In his closing remarks, MITRE’s Struse floated the possibility that the work being done by the speakers at the conference, as well as the hundreds of attendees and thousands of live-streamers, could eventually have a measurable and significant impact on the state of cybersecurity. Figuring out how to build and foster the community around ATT&CK, he suggested, is what’s next for the framework.
“There are some very practical things that we can do as a community,” suggested Struse. “We can continue to improve and expand and evolve the ATT&CK knowledge-base—because, ultimately, that is what it is: it’s a curated body of knowledge that comes increasingly from all four corners of the world. We can promote the sharing of actual real data about what adversaries are doing based on ATT&CK. If we can start to collect that data in an efficient and structured way and share it out to the community, [then] we can actually start to make decisions and prioritizations based on what adversaries are actually doing and watch what adversaries change over time. That would be an amazing thing to have access to as a community.”
MITRE took a major risk when it released the ATT&CK framework, and its decision to do so was seen as a controversy by some. After all, the non-profit corporation largely operates in the federal spaces that require secrecy and classification. And, of course, its decision to release ATT&CK was criticized by many who believed that the framework would offer adversaries a means for circumventing the very protections it was designed to inform.

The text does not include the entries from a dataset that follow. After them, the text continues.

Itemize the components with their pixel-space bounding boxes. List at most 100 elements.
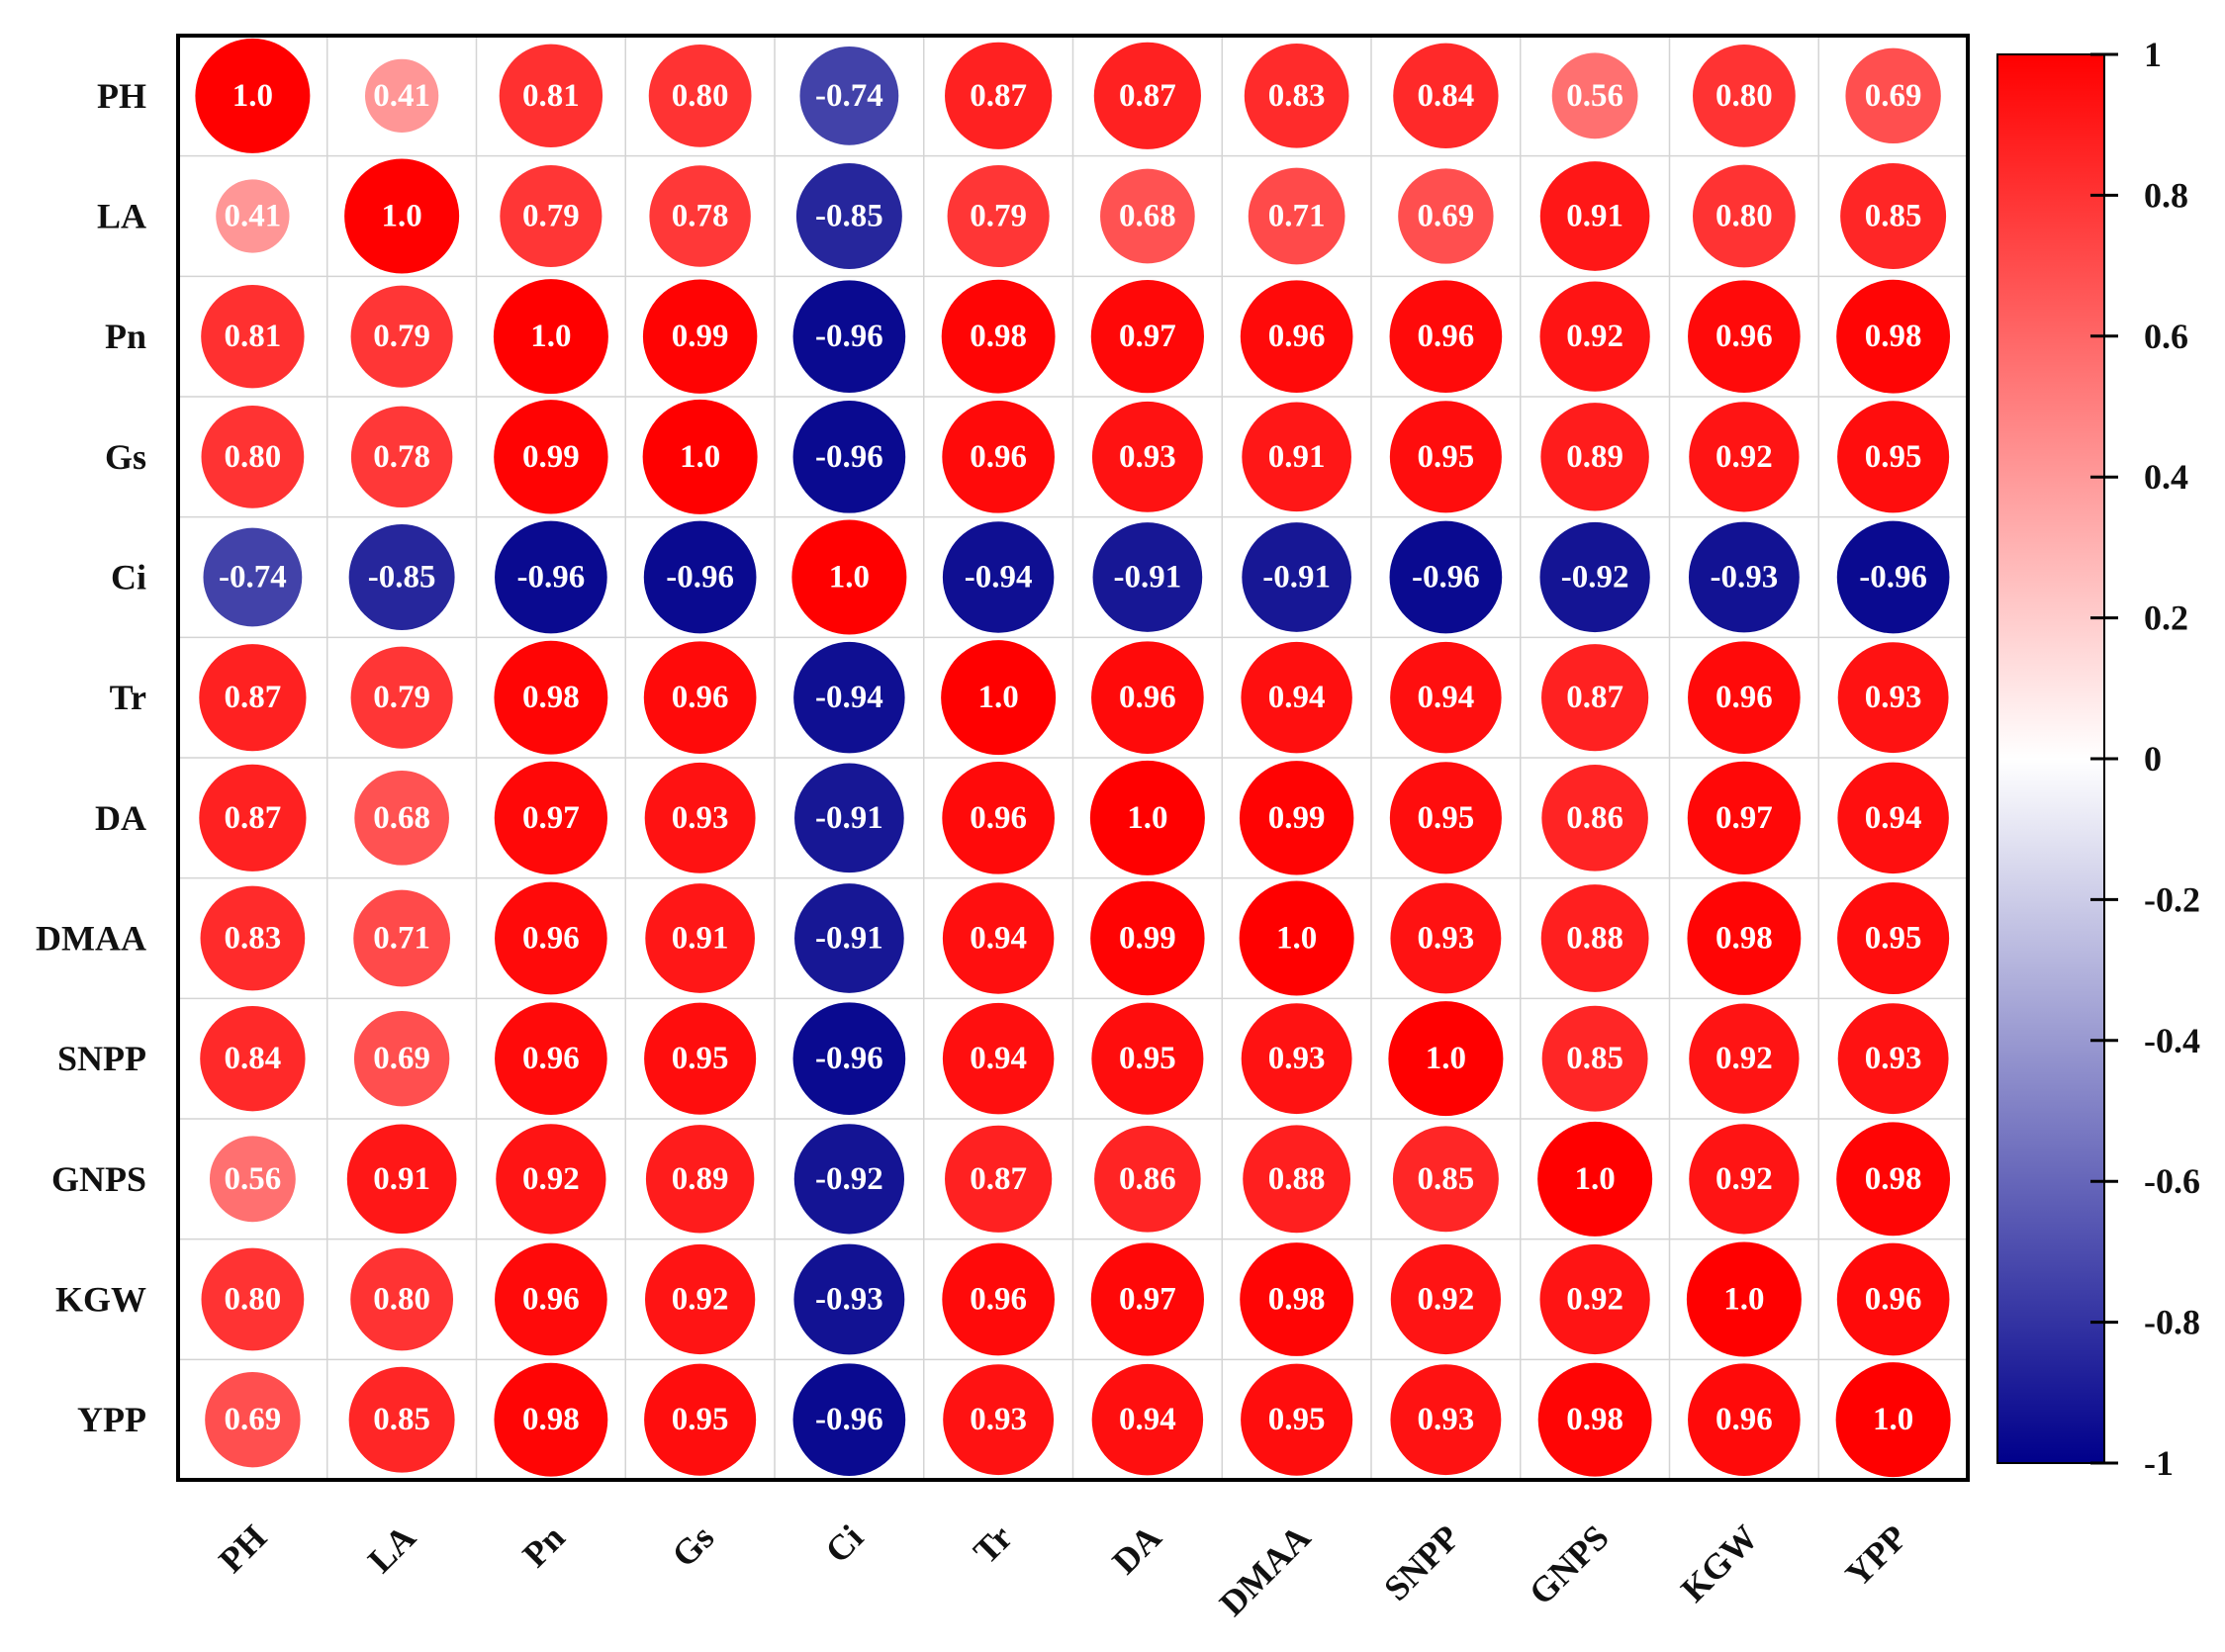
- corr-label-ph-tr: 0.87: [970, 78, 1027, 114]
- corr-circle-kgw-tr: [942, 1242, 1055, 1356]
- corr-circle-gnps-da: [1094, 1126, 1201, 1233]
- corr-circle-dmaa-gnps: [1540, 884, 1649, 992]
- corr-circle-da-ph: [199, 764, 307, 872]
- corr-label-ci-la: -0.85: [368, 560, 436, 596]
- corr-circle-da-kgw: [1687, 761, 1801, 874]
- corr-label-ph-la: 0.41: [373, 78, 430, 114]
- corr-circle-ph-dmaa: [1244, 43, 1349, 148]
- corr-circle-la-kgw: [1692, 164, 1796, 268]
- corr-circle-ci-gnps: [1539, 521, 1650, 633]
- corr-circle-ph-gnps: [1551, 52, 1638, 139]
- corr-label-snpp-la: 0.69: [373, 1041, 430, 1076]
- corr-label-la-ci: -0.85: [815, 199, 883, 234]
- corr-circle-da-gnps: [1541, 765, 1648, 872]
- corr-circle-la-la: [344, 158, 460, 274]
- corr-circle-snpp-ypp: [1837, 1003, 1949, 1115]
- corr-circle-snpp-tr: [942, 1002, 1055, 1115]
- corr-label-pn-ph: 0.81: [225, 319, 282, 354]
- corr-circle-pn-tr: [941, 279, 1056, 394]
- corr-label-dmaa-tr: 0.94: [970, 921, 1027, 957]
- corr-label-dmaa-ypp: 0.95: [1865, 921, 1922, 957]
- corr-label-ypp-gnps: 0.98: [1566, 1402, 1623, 1437]
- corr-circle-kgw-ci: [793, 1243, 905, 1355]
- corr-circle-ph-la: [364, 58, 439, 133]
- corr-circle-snpp-gnps: [1541, 1005, 1648, 1112]
- corr-label-la-pn: 0.79: [522, 199, 580, 234]
- row-label-gs: Gs: [105, 437, 146, 477]
- corr-circle-ph-kgw: [1692, 44, 1796, 147]
- corr-circle-kgw-da: [1090, 1242, 1204, 1356]
- corr-circle-tr-tr: [941, 640, 1057, 756]
- corr-circle-ci-snpp: [1389, 520, 1503, 634]
- corr-circle-snpp-pn: [495, 1002, 607, 1115]
- corr-label-pn-da: 0.97: [1119, 319, 1176, 354]
- row-label-gnps: GNPS: [51, 1159, 146, 1199]
- corr-label-gnps-gs: 0.89: [672, 1161, 729, 1197]
- corr-circle-tr-kgw: [1688, 641, 1801, 754]
- corr-circle-la-dmaa: [1248, 167, 1345, 265]
- corr-label-snpp-da: 0.95: [1119, 1041, 1176, 1076]
- corr-label-da-pn: 0.97: [522, 800, 580, 836]
- corr-circle-gnps-kgw: [1689, 1124, 1800, 1235]
- corr-label-gnps-la: 0.91: [373, 1161, 430, 1197]
- corr-label-dmaa-pn: 0.96: [522, 921, 580, 957]
- grid-lines: [178, 36, 1968, 1480]
- col-label-dmaa: DMAA: [1212, 1517, 1318, 1623]
- corr-label-ypp-dmaa: 0.95: [1268, 1402, 1326, 1437]
- corr-label-ypp-kgw: 0.96: [1715, 1402, 1773, 1437]
- corr-circle-ci-ypp: [1836, 520, 1950, 634]
- corr-label-ypp-pn: 0.98: [522, 1402, 580, 1437]
- corr-label-ypp-ci: -0.96: [815, 1402, 883, 1437]
- corr-label-dmaa-gs: 0.91: [672, 921, 729, 957]
- col-label-ci: Ci: [817, 1517, 871, 1571]
- corr-label-dmaa-snpp: 0.93: [1418, 921, 1475, 957]
- corr-label-da-dmaa: 0.99: [1268, 800, 1326, 836]
- corr-label-la-ypp: 0.85: [1865, 199, 1922, 234]
- corr-label-snpp-gnps: 0.85: [1566, 1041, 1623, 1076]
- corr-label-da-kgw: 0.97: [1715, 800, 1773, 836]
- corr-circle-gnps-pn: [496, 1124, 606, 1235]
- colorbar-tick-label: 1: [2144, 35, 2162, 74]
- corr-label-la-gnps: 0.91: [1566, 199, 1623, 234]
- corr-label-ph-dmaa: 0.83: [1268, 78, 1326, 114]
- corr-label-snpp-ph: 0.84: [225, 1041, 282, 1076]
- corr-circle-ypp-ypp: [1835, 1362, 1951, 1478]
- corr-circle-ypp-ph: [205, 1371, 301, 1468]
- corr-circle-gnps-snpp: [1392, 1126, 1499, 1233]
- corr-circle-pn-pn: [493, 279, 608, 395]
- corr-label-pn-ci: -0.96: [815, 319, 883, 354]
- corr-circle-gnps-ph: [209, 1136, 296, 1223]
- corr-circle-ph-pn: [499, 44, 603, 148]
- corr-label-da-gnps: 0.86: [1566, 800, 1623, 836]
- corr-label-gnps-pn: 0.92: [522, 1161, 580, 1197]
- corr-label-ci-dmaa: -0.91: [1262, 560, 1331, 596]
- corr-label-gnps-ypp: 0.98: [1865, 1161, 1922, 1197]
- corr-circle-gs-la: [350, 406, 453, 508]
- col-label-tr: Tr: [966, 1517, 1020, 1572]
- corr-label-kgw-tr: 0.96: [970, 1282, 1027, 1318]
- corr-label-la-tr: 0.79: [970, 199, 1027, 234]
- corr-circle-tr-gnps: [1541, 644, 1649, 752]
- corr-label-da-la: 0.68: [373, 800, 430, 836]
- corr-label-la-gs: 0.78: [672, 199, 729, 234]
- corr-circle-pn-snpp: [1389, 280, 1503, 393]
- corr-circle-ph-snpp: [1393, 43, 1499, 148]
- corr-circle-la-gs: [649, 165, 751, 267]
- corr-circle-da-la: [354, 771, 449, 866]
- cells: 1.0 0.41 0.81 0.80 -0.74 0.87 0.87 0.83 0.84 0.56…: [195, 38, 1951, 1478]
- corr-circle-da-tr: [942, 762, 1055, 874]
- corr-label-da-tr: 0.96: [970, 800, 1027, 836]
- col-label-ph: PH: [211, 1517, 274, 1581]
- corr-circle-la-da: [1100, 168, 1195, 264]
- corr-circle-pn-ph: [201, 284, 305, 389]
- corr-circle-ph-gs: [648, 44, 752, 147]
- corr-label-gnps-ph: 0.56: [225, 1161, 282, 1197]
- col-label-gs: Gs: [664, 1517, 721, 1575]
- corr-circle-dmaa-ci: [794, 883, 904, 993]
- corr-label-kgw-kgw: 1.0: [1723, 1282, 1764, 1318]
- corr-circle-ypp-dmaa: [1241, 1363, 1353, 1476]
- corr-circle-gs-gs: [642, 399, 758, 514]
- corr-label-ph-ci: -0.74: [815, 78, 883, 114]
- corr-circle-dmaa-gs: [645, 883, 755, 993]
- corr-label-pn-gnps: 0.92: [1566, 319, 1623, 354]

In the end, it seems that its proponents have spoken louder than its detractors. And like the conference that was named for it, ATT&CK has been a wild success. At the risk of speaking on behalf of a vast and diverse assortment of people, my experience with ATT&CK—both before, during, and after ATTACKcon—is that it’s highly regarded among those who spend their days defending against the very adversaries that the critics of ATT&CK were concerned might benefit from its release. It will be fascinating to watch as the ATT&CK framework matures and grows to incorporate information about new techniques and systems, as people map real-world attacks to it, and as the community finds innovative ways of deploying the framework to protect information systems.